The kid’s already lost a mother and a father, and he’s not even existed for six months. Dean spends a moment wondering if angels — nephilim — grow up like people do or if they just spring fully formed and ready to function like Athena from Zeus’ head. It’s another thing that Dean can’t help with, can’t understand, and he somehow misses Cas more in that moment. He wishes Cas could’ve stayed not dead for himself, yeah, he’s not unselfish, but he wishes Jack could’ve had a dad that knew what he was going through, understood what it meant to be … whatever Jack was.

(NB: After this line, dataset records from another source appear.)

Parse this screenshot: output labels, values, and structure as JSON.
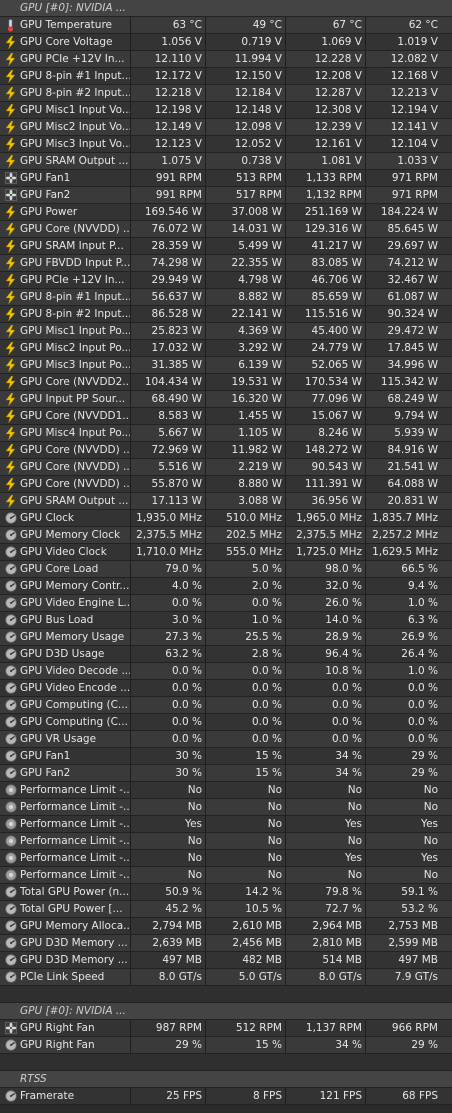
{
  "sections": [
    {
      "title": "GPU [#0]: NVIDIA ...",
      "rows": [
        {
          "icon": "thermometer-icon",
          "label": "GPU Temperature",
          "values": [
            "63 °C",
            "49 °C",
            "67 °C",
            "62 °C"
          ]
        },
        {
          "icon": "lightning-icon",
          "label": "GPU Core Voltage",
          "values": [
            "1.056 V",
            "0.719 V",
            "1.069 V",
            "1.019 V"
          ]
        },
        {
          "icon": "lightning-icon",
          "label": "GPU PCIe +12V In...",
          "values": [
            "12.110 V",
            "11.994 V",
            "12.228 V",
            "12.082 V"
          ]
        },
        {
          "icon": "lightning-icon",
          "label": "GPU 8-pin #1 Input...",
          "values": [
            "12.172 V",
            "12.150 V",
            "12.208 V",
            "12.168 V"
          ]
        },
        {
          "icon": "lightning-icon",
          "label": "GPU 8-pin #2 Input...",
          "values": [
            "12.218 V",
            "12.184 V",
            "12.287 V",
            "12.213 V"
          ]
        },
        {
          "icon": "lightning-icon",
          "label": "GPU Misc1 Input Vo...",
          "values": [
            "12.198 V",
            "12.148 V",
            "12.308 V",
            "12.194 V"
          ]
        },
        {
          "icon": "lightning-icon",
          "label": "GPU Misc2 Input Vo...",
          "values": [
            "12.149 V",
            "12.098 V",
            "12.239 V",
            "12.141 V"
          ]
        },
        {
          "icon": "lightning-icon",
          "label": "GPU Misc3 Input Vo...",
          "values": [
            "12.123 V",
            "12.052 V",
            "12.161 V",
            "12.104 V"
          ]
        },
        {
          "icon": "lightning-icon",
          "label": "GPU SRAM Output ...",
          "values": [
            "1.075 V",
            "0.738 V",
            "1.081 V",
            "1.033 V"
          ]
        },
        {
          "icon": "fan-icon",
          "label": "GPU Fan1",
          "values": [
            "991 RPM",
            "513 RPM",
            "1,133 RPM",
            "971 RPM"
          ]
        },
        {
          "icon": "fan-icon",
          "label": "GPU Fan2",
          "values": [
            "991 RPM",
            "517 RPM",
            "1,132 RPM",
            "971 RPM"
          ]
        },
        {
          "icon": "lightning-icon",
          "label": "GPU Power",
          "values": [
            "169.546 W",
            "37.008 W",
            "251.169 W",
            "184.224 W"
          ]
        },
        {
          "icon": "lightning-icon",
          "label": "GPU Core (NVVDD) ...",
          "values": [
            "76.072 W",
            "14.031 W",
            "129.316 W",
            "85.645 W"
          ]
        },
        {
          "icon": "lightning-icon",
          "label": "GPU SRAM Input P...",
          "values": [
            "28.359 W",
            "5.499 W",
            "41.217 W",
            "29.697 W"
          ]
        },
        {
          "icon": "lightning-icon",
          "label": "GPU FBVDD Input P...",
          "values": [
            "74.298 W",
            "22.355 W",
            "83.085 W",
            "74.212 W"
          ]
        },
        {
          "icon": "lightning-icon",
          "label": "GPU PCIe +12V In...",
          "values": [
            "29.949 W",
            "4.798 W",
            "46.706 W",
            "32.467 W"
          ]
        },
        {
          "icon": "lightning-icon",
          "label": "GPU 8-pin #1 Input...",
          "values": [
            "56.637 W",
            "8.882 W",
            "85.659 W",
            "61.087 W"
          ]
        },
        {
          "icon": "lightning-icon",
          "label": "GPU 8-pin #2 Input...",
          "values": [
            "86.528 W",
            "22.141 W",
            "115.516 W",
            "90.324 W"
          ]
        },
        {
          "icon": "lightning-icon",
          "label": "GPU Misc1 Input Po...",
          "values": [
            "25.823 W",
            "4.369 W",
            "45.400 W",
            "29.472 W"
          ]
        },
        {
          "icon": "lightning-icon",
          "label": "GPU Misc2 Input Po...",
          "values": [
            "17.032 W",
            "3.292 W",
            "24.779 W",
            "17.845 W"
          ]
        },
        {
          "icon": "lightning-icon",
          "label": "GPU Misc3 Input Po...",
          "values": [
            "31.385 W",
            "6.139 W",
            "52.065 W",
            "34.996 W"
          ]
        },
        {
          "icon": "lightning-icon",
          "label": "GPU Core (NVVDD2...",
          "values": [
            "104.434 W",
            "19.531 W",
            "170.534 W",
            "115.342 W"
          ]
        },
        {
          "icon": "lightning-icon",
          "label": "GPU Input PP Sour...",
          "values": [
            "68.490 W",
            "16.320 W",
            "77.096 W",
            "68.249 W"
          ]
        },
        {
          "icon": "lightning-icon",
          "label": "GPU Core (NVVDD1...",
          "values": [
            "8.583 W",
            "1.455 W",
            "15.067 W",
            "9.794 W"
          ]
        },
        {
          "icon": "lightning-icon",
          "label": "GPU Misc4 Input Po...",
          "values": [
            "5.667 W",
            "1.105 W",
            "8.246 W",
            "5.939 W"
          ]
        },
        {
          "icon": "lightning-icon",
          "label": "GPU Core (NVVDD) ...",
          "values": [
            "72.969 W",
            "11.982 W",
            "148.272 W",
            "84.916 W"
          ]
        },
        {
          "icon": "lightning-icon",
          "label": "GPU Core (NVVDD) ...",
          "values": [
            "5.516 W",
            "2.219 W",
            "90.543 W",
            "21.541 W"
          ]
        },
        {
          "icon": "lightning-icon",
          "label": "GPU Core (NVVDD) ...",
          "values": [
            "55.870 W",
            "8.880 W",
            "111.391 W",
            "64.088 W"
          ]
        },
        {
          "icon": "lightning-icon",
          "label": "GPU SRAM Output ...",
          "values": [
            "17.113 W",
            "3.088 W",
            "36.956 W",
            "20.831 W"
          ]
        },
        {
          "icon": "clock-icon",
          "label": "GPU Clock",
          "values": [
            "1,935.0 MHz",
            "510.0 MHz",
            "1,965.0 MHz",
            "1,835.7 MHz"
          ]
        },
        {
          "icon": "clock-icon",
          "label": "GPU Memory Clock",
          "values": [
            "2,375.5 MHz",
            "202.5 MHz",
            "2,375.5 MHz",
            "2,257.2 MHz"
          ]
        },
        {
          "icon": "clock-icon",
          "label": "GPU Video Clock",
          "values": [
            "1,710.0 MHz",
            "555.0 MHz",
            "1,725.0 MHz",
            "1,629.5 MHz"
          ]
        },
        {
          "icon": "gauge-icon",
          "label": "GPU Core Load",
          "values": [
            "79.0 %",
            "5.0 %",
            "98.0 %",
            "66.5 %"
          ]
        },
        {
          "icon": "gauge-icon",
          "label": "GPU Memory Contr...",
          "values": [
            "4.0 %",
            "2.0 %",
            "32.0 %",
            "9.4 %"
          ]
        },
        {
          "icon": "gauge-icon",
          "label": "GPU Video Engine L...",
          "values": [
            "0.0 %",
            "0.0 %",
            "26.0 %",
            "1.0 %"
          ]
        },
        {
          "icon": "gauge-icon",
          "label": "GPU Bus Load",
          "values": [
            "3.0 %",
            "1.0 %",
            "14.0 %",
            "6.3 %"
          ]
        },
        {
          "icon": "gauge-icon",
          "label": "GPU Memory Usage",
          "values": [
            "27.3 %",
            "25.5 %",
            "28.9 %",
            "26.9 %"
          ]
        },
        {
          "icon": "gauge-icon",
          "label": "GPU D3D Usage",
          "values": [
            "63.2 %",
            "2.8 %",
            "96.4 %",
            "26.4 %"
          ]
        },
        {
          "icon": "gauge-icon",
          "label": "GPU Video Decode ...",
          "values": [
            "0.0 %",
            "0.0 %",
            "10.8 %",
            "1.0 %"
          ]
        },
        {
          "icon": "gauge-icon",
          "label": "GPU Video Encode ...",
          "values": [
            "0.0 %",
            "0.0 %",
            "0.0 %",
            "0.0 %"
          ]
        },
        {
          "icon": "gauge-icon",
          "label": "GPU Computing (C...",
          "values": [
            "0.0 %",
            "0.0 %",
            "0.0 %",
            "0.0 %"
          ]
        },
        {
          "icon": "gauge-icon",
          "label": "GPU Computing (C...",
          "values": [
            "0.0 %",
            "0.0 %",
            "0.0 %",
            "0.0 %"
          ]
        },
        {
          "icon": "gauge-icon",
          "label": "GPU VR Usage",
          "values": [
            "0.0 %",
            "0.0 %",
            "0.0 %",
            "0.0 %"
          ]
        },
        {
          "icon": "gauge-icon",
          "label": "GPU Fan1",
          "values": [
            "30 %",
            "15 %",
            "34 %",
            "29 %"
          ]
        },
        {
          "icon": "gauge-icon",
          "label": "GPU Fan2",
          "values": [
            "30 %",
            "15 %",
            "34 %",
            "29 %"
          ]
        },
        {
          "icon": "status-dot-icon",
          "label": "Performance Limit -...",
          "values": [
            "No",
            "No",
            "No",
            "No"
          ]
        },
        {
          "icon": "status-dot-icon",
          "label": "Performance Limit -...",
          "values": [
            "No",
            "No",
            "No",
            "No"
          ]
        },
        {
          "icon": "status-dot-icon",
          "label": "Performance Limit -...",
          "values": [
            "Yes",
            "No",
            "Yes",
            "Yes"
          ]
        },
        {
          "icon": "status-dot-icon",
          "label": "Performance Limit -...",
          "values": [
            "No",
            "No",
            "No",
            "No"
          ]
        },
        {
          "icon": "status-dot-icon",
          "label": "Performance Limit -...",
          "values": [
            "No",
            "No",
            "Yes",
            "Yes"
          ]
        },
        {
          "icon": "status-dot-icon",
          "label": "Performance Limit -...",
          "values": [
            "No",
            "No",
            "No",
            "No"
          ]
        },
        {
          "icon": "gauge-icon",
          "label": "Total GPU Power (n...",
          "values": [
            "50.9 %",
            "14.2 %",
            "79.8 %",
            "59.1 %"
          ]
        },
        {
          "icon": "gauge-icon",
          "label": "Total GPU Power [...",
          "values": [
            "45.2 %",
            "10.5 %",
            "72.7 %",
            "53.2 %"
          ]
        },
        {
          "icon": "gauge-icon",
          "label": "GPU Memory Alloca...",
          "values": [
            "2,794 MB",
            "2,610 MB",
            "2,964 MB",
            "2,753 MB"
          ]
        },
        {
          "icon": "gauge-icon",
          "label": "GPU D3D Memory ...",
          "values": [
            "2,639 MB",
            "2,456 MB",
            "2,810 MB",
            "2,599 MB"
          ]
        },
        {
          "icon": "gauge-icon",
          "label": "GPU D3D Memory ...",
          "values": [
            "497 MB",
            "482 MB",
            "514 MB",
            "497 MB"
          ]
        },
        {
          "icon": "gauge-icon",
          "label": "PCIe Link Speed",
          "values": [
            "8.0 GT/s",
            "5.0 GT/s",
            "8.0 GT/s",
            "7.9 GT/s"
          ]
        }
      ]
    },
    {
      "title": "GPU [#0]: NVIDIA ...",
      "rows": [
        {
          "icon": "fan-icon",
          "label": "GPU Right Fan",
          "values": [
            "987 RPM",
            "512 RPM",
            "1,137 RPM",
            "966 RPM"
          ]
        },
        {
          "icon": "gauge-icon",
          "label": "GPU Right Fan",
          "values": [
            "29 %",
            "15 %",
            "34 %",
            "29 %"
          ]
        }
      ]
    },
    {
      "title": "RTSS",
      "rows": [
        {
          "icon": "gauge-icon",
          "label": "Framerate",
          "values": [
            "25 FPS",
            "8 FPS",
            "121 FPS",
            "68 FPS"
          ]
        }
      ]
    }
  ],
  "colors": {
    "lightning": "#f2c200",
    "thermometer_bulb": "#e04040",
    "thermometer_tube": "#d0d8f0",
    "gauge": "#b8b8b8",
    "fan": "#d8d8d8"
  }
}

Eventually the tears come to a stop, more out of genuine dehydration than any kind of closure, but Dean’s got things to do, so with a blotchy face, Dean rewraps Cas’ urn in the remnants of Kelly Kline’s tablecloth and heads back to the Impala. He’s got some music to face, both with his brother and with the nephilim that’s decided he’s six today.
(Days where Jack is six are some of the most fun Dean’s had in years. They make cookies and watch silly TV shows and Dean teaches Jack how to do finger paint art like when Sammy was still in grade school.)